The Insanity Defense Reform Act (“IDRA”) directs the Attorney General to “hospitalize the defendant for treatment in a suitable facility . . . for such a reasonable period of time, not to exceed four months, as is necessary to determine whether there is a substantial probability that in the foreseeable future he will attain the capacity to permit the proceedings to go forward.” 18 U.S.C. § 4241(d)(1). The Ninth Circuit has held that “the text of the statute makes clear that the fourmonth time limit applies only to the period of hospitalization, and thus begins to run when the defendant has been hospitalized.” United States v. Donnelly, 41 F.4th 1102, 1105 (9th Cir. 2022). In Donnelly, the Ninth Circuit determined that, although an indefinite confinement would violate a defendant's due process rights, the duration of any pre-hospitalization commitment period “must bear some reasonable relation to its purpose.” Id. at 1105-06.
The “two-step structure of § 4241(d)-commitment to the custody of the Attorney General, followed by a period of hospitalization-might require a prehospitalization commitment period to allow the Attorney General time to identify a suitable facility and arrange for the defendant's transportation to that facility,” but “the duration of the pre-hospitalization commitment period must be limited to the time reasonably required to accomplish those tasks.” Donnelly, 41 F.4th at 1106. The Ninth Circuit observed that it did not believe that the “reasonable relation” requirement “permits a pre-hospitalization commitment period, whose purpose is simply to identify an appropriate treatment facility and arrange for the defendant's transportation to that facility, to last longer than the maximum time Congress permitted for the period of hospitalization itself.” Id.
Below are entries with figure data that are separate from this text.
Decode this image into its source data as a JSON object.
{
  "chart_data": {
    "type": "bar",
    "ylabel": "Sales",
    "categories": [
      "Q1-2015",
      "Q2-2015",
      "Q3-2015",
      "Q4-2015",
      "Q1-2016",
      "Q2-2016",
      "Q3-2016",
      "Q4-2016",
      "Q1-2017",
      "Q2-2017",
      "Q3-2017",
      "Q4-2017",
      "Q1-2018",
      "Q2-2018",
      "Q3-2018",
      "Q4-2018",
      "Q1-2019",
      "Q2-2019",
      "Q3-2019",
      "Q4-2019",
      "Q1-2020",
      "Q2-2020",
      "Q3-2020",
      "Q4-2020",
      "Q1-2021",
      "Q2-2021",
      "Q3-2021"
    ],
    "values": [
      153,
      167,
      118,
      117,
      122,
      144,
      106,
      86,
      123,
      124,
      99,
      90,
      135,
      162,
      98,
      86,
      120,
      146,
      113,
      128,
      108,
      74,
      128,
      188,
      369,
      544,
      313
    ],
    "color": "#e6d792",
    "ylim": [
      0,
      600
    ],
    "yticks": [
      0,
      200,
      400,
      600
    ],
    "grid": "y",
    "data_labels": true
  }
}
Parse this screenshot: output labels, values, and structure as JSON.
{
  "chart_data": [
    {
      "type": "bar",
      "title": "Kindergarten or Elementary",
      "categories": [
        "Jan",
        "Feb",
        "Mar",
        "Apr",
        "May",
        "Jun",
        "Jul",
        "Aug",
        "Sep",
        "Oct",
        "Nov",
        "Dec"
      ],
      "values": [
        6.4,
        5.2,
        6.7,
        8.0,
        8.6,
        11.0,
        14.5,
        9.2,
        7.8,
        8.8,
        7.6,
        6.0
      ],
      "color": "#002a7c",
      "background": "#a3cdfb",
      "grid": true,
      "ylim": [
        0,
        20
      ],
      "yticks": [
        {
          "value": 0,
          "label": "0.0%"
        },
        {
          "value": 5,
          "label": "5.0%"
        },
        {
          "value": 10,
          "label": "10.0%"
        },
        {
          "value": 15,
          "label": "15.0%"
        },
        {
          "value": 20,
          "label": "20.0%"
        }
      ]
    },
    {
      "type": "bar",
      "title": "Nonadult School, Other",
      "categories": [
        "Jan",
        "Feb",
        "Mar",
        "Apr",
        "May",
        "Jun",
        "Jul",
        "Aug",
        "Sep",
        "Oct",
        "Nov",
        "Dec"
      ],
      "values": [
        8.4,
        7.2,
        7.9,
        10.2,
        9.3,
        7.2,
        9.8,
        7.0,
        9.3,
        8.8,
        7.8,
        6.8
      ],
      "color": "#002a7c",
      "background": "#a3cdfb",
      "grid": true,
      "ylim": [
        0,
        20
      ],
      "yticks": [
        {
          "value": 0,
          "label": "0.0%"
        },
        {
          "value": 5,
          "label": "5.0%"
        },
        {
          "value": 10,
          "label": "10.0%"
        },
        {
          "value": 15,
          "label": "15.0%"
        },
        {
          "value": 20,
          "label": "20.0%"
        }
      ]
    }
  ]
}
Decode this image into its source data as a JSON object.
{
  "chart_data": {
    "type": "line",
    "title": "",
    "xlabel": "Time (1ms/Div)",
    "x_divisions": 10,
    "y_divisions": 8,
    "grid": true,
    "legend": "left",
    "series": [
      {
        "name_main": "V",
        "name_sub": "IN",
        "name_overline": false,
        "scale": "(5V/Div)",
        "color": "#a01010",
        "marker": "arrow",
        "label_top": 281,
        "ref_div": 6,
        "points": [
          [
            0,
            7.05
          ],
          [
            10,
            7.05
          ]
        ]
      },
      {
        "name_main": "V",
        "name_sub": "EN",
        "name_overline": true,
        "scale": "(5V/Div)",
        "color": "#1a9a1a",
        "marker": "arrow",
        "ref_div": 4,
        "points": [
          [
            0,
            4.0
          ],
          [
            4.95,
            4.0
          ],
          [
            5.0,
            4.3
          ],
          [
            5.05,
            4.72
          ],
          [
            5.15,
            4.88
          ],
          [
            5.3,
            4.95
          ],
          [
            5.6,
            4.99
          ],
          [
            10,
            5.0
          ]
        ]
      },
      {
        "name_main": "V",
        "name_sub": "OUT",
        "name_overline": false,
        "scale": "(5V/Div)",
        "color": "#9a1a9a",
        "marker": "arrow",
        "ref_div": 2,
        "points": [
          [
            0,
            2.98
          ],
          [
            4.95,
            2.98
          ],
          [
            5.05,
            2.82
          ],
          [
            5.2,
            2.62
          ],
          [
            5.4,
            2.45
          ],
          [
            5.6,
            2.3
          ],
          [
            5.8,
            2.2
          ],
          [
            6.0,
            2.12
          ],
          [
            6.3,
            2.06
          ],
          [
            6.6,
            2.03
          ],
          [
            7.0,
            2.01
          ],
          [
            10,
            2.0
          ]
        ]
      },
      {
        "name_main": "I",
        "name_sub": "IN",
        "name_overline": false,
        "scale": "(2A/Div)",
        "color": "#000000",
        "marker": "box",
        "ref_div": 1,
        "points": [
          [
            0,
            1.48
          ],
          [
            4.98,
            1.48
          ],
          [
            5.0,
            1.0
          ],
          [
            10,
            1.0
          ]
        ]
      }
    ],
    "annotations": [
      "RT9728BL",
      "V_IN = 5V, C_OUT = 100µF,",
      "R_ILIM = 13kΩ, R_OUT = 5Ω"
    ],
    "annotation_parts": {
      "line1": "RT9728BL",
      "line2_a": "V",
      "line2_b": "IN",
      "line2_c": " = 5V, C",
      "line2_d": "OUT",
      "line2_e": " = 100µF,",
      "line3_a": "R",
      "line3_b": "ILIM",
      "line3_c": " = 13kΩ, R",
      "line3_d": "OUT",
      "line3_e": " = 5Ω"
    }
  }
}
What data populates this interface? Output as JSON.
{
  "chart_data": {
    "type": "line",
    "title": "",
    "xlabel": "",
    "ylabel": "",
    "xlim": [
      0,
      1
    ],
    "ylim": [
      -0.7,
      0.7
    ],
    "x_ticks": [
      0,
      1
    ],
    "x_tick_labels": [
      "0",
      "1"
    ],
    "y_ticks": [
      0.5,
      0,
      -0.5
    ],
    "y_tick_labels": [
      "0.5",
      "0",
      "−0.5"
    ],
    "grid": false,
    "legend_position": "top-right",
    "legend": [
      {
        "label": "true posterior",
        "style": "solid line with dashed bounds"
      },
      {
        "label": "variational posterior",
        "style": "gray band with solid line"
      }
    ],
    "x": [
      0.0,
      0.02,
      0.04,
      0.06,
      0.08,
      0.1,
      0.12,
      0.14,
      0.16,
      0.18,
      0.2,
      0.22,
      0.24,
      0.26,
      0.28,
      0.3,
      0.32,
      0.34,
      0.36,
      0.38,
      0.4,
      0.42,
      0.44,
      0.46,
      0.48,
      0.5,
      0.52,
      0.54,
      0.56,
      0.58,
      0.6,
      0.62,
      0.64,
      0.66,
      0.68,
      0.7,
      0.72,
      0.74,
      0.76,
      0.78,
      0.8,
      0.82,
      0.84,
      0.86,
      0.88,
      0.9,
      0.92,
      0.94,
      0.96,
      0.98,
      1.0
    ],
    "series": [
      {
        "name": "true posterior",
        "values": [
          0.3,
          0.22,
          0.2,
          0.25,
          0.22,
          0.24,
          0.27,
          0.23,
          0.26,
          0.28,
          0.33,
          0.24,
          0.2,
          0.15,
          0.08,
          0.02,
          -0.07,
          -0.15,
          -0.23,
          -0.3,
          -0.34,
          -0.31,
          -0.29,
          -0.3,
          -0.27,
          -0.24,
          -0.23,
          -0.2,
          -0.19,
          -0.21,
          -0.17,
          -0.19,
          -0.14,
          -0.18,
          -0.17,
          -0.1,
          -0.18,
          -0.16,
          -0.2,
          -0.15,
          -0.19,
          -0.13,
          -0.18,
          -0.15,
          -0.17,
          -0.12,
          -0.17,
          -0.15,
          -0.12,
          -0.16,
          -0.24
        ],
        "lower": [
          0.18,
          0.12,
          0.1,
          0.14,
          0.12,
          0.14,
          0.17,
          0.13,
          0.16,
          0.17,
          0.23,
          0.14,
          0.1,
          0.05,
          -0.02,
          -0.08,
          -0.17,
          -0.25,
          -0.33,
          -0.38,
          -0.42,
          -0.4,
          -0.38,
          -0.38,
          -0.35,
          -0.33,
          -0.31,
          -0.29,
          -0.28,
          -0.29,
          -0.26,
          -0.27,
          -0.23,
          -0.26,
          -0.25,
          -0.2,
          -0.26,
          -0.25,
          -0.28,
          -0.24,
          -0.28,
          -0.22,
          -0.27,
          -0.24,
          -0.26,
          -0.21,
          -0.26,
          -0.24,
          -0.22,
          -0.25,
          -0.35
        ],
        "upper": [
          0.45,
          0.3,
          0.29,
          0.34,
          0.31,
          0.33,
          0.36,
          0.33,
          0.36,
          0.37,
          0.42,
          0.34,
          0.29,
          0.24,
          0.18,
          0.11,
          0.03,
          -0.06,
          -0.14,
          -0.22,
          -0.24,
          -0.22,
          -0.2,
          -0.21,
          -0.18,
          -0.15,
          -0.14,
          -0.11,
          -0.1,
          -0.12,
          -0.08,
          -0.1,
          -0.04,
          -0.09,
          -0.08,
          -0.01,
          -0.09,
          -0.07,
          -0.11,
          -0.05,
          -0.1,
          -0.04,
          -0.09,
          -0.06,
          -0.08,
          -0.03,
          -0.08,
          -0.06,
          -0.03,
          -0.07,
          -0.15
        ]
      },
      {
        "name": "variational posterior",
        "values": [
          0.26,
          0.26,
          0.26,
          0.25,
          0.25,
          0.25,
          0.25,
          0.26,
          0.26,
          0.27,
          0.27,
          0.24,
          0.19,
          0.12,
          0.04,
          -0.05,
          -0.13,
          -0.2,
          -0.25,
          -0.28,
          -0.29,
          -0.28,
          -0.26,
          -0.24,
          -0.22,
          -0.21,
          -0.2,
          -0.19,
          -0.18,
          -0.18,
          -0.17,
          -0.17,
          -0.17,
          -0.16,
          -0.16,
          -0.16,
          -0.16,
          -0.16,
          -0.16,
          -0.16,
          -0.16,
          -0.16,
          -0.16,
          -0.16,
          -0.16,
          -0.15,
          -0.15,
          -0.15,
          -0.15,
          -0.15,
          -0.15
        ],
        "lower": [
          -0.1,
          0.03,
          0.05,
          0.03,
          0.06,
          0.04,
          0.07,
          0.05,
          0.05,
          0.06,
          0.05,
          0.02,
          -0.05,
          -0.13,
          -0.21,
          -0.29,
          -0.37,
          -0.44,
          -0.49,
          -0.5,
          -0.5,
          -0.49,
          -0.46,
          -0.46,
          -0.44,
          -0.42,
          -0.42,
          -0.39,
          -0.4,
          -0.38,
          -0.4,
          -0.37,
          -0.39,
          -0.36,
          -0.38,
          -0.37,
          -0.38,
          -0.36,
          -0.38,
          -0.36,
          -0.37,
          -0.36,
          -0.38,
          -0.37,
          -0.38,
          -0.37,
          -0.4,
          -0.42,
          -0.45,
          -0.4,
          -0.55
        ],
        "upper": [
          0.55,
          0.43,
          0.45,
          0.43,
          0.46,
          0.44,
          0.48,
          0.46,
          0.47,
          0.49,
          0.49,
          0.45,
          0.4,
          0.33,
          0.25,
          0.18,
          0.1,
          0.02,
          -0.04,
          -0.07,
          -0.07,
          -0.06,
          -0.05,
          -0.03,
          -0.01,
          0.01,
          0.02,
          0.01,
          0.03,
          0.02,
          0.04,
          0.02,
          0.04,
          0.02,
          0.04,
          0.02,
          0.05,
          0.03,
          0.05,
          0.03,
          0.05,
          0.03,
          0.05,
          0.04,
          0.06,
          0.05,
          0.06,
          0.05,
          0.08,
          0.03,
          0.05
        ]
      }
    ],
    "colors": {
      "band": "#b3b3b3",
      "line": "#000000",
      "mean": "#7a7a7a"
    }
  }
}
In Donnelly, the defendant had been held for more than eight months awaiting hospitalization and was still awaiting hospitalization at the time of the Ninth Circuit's decision. Donnelly, 41 F.4th at 1106. The Ninth Circuit found that this exceeded the outer limit of what was permitted under § 4241(d) but determined that dismissal was not the appropriate remedy. Id. Instead, the Ninth Circuit remanded the case to the district court with instructions to order the Attorney General to hospitalize the defendant in a suitable facility within seven days. Id. at 1107. In so hold, the Ninth Circuit did not close the door on the possibility of dismissal as a sanction for similar violations, if a defendant could, for example, “show that the government's unreasonable delay amounts to the kind of flagrant misconduct warranting dismissal.” Id.
Here, the delay in transporting Defendant amounted to 54 days. This, while certainly less than ideal, is substantially less than the delay considered in Donnelly and less than the four months the court identified as violating § 4241(d). The Court therefore concludes that there is no due process violation and dismissal is not warranted in this case.
CONCLUSION
Defendant's Motion to Dismiss, ECF No. 61, is DENIED.
It is so ORDERED and DATED this 5th day of June 2023.